Manon Veaux et Julia Pons

Bordeaux (33), Puyvineux (17), France, 2020

Nous avons entamé une réflexion autour d’un sujet qui n’était pas évident pour nous au départ, au regard de notre travail plastique respectif. Comme nos sensibilités s’y rejoignaient, nous avons décidé de travailler ensemble. La première action dont nous avons convenu a été de correspondre par le biais d’un blog, en partageant à tour de rôle une illustration, une photographie et un texte par jour, avec l’ambition de comprendre ce sujet en profondeur et en relation avec notre situation actuelle de confinement. Cet échange nous a amené à produire une quantité d’objets qui nous ont permis d’inspirer le travail de chacune et de l’augmenter. La deuxième action s’est mise en place quand la correspondance est devenue difficile, en raison de la réalité du confinement que nous vivions seules dans nos appartements. « Hécatombe » semblait trop lourd à porter car nous n’avons pas réussi à mener à bien cette correspondance pendant un certain temps. Les visioconférences ont été le deuxième outil avec lequel nous avons travaillé afin de poursuivre notre projet. Elles nous ont conduit vers une réflexion plus profonde et plus personnelle du sujet et ont abouti à une seconde production d’images. Cet échange a donné lieu à une mise en parallèle de nos univers respectifs. Dans un premier temps, nous étions dans une dynamique de recherche autour du terme « hécatombe ». Il nous évoquait une notion importante : l’architecture. L’inscription de nos corps dans un lieu fixe et restreint laissait place à un imaginaire de l’extérieur qui disparaissait petit à petit et qui se transformait, entraînant des questions de reconstruction, de recomposition. C’est à partir de cela que nous avons choisi d’exploiter l’idée d’une destruction et d’une reconstruction en lien avec le souvenir, l’effacement et la fragilité de la mémoire. Nos images, à travers les couleurs, les gestes et les formes, tentent de les faire réapparaître. Nous essayons de créer des objets qui creusent et réfléchissent l’impression d’une impossibilité de vivre « comme avant », en écho à une phase de déconstruction profonde que nous vivons et que nous tentons par nos images de reconnaître. 

Manon

Dans son livre L’épuisement, Christian Bobin écrit : 

« Je n’ai jamais partagé ma vie qu’avec des compagnons d’une discrétion exemplaire sur ce point : du bleu léger éparpillé dans l’air, une plante accoudée à une fenêtre — et un miroir. Ce miroir est dans une maison qui n’est pas la mienne. Je vais parfois lui rendre visite. La lumière verte d’un arbre et l’ondulation de son feuillage se reflètent en sa surface. Je pourrais demeurer des heures dans la contemplation d’une telle image. Assis à un angle de la pièce, je vois l’arbre réel au travers d’une fenêtre et le même arbre dans l’étroit réceptacle du miroir. Cette seconde vue est celle qui me réjouit le plus, comme si rien n’avait lieu qu’à la condition d’avoir lieu deux fois : une première fois dans le réel obscur, une seconde fois dans mon esprit.».

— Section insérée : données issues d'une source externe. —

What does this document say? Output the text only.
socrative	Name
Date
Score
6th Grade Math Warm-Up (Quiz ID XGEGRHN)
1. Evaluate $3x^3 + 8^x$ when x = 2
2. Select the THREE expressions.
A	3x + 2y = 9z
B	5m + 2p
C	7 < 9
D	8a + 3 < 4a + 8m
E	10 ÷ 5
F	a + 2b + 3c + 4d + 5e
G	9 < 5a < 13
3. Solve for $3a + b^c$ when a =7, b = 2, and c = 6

En suivant cette idée d’une « seconde vue » que j’ai produit cette série d’images. J’ai d’abord réalisé des dessins avec de l’encre et de la peinture sur du tissu, avant de les déconstruire et de les recomposer à l’aide d’outils numériques. La texture du tissu permet d’obtenir des lignes et des aplats qui sont difficiles à avoir sur un support papier. Cette technique est imprévisible et amène une fragilité dans le trait qui m’intéresse particulièrement. Ces dessins ont ensuite fait l’objet d’une « transformation » numérique pour devenir des collages. Ils tendent vers une forme d’abstraction et d’étrangeté. Le processus de création de ces images fait écho à ce que peut nous évoquer le terme d’ « hécatombe » dans le sens où elles ont fait l’objet d’une décomposition et d’une reconstruction, avec la volonté de faire naître de nouveaux espaces et de nouvelles figures à partir d’éléments disparates.

 

Ces images abordent toutes des questions de lieux, d’espaces, qui oscillent entre une réalité plutôt anxiogène et un imaginaire emprunt de douceur et de nostalgie. Elles s’essayent à retranscrire une sensation que l’on aurait de notre environnement, plutôt qu’une compréhension de celui-ci, et découlent de réflexions et de ressentis en rapport avec l’état actuel du monde. Les espaces du dehors ont-ils une intériorité? Comment raconter les liens affectifs qui font notre attachement à certains lieux? Comment paysage mental et monde extérieur communiquent-ils? 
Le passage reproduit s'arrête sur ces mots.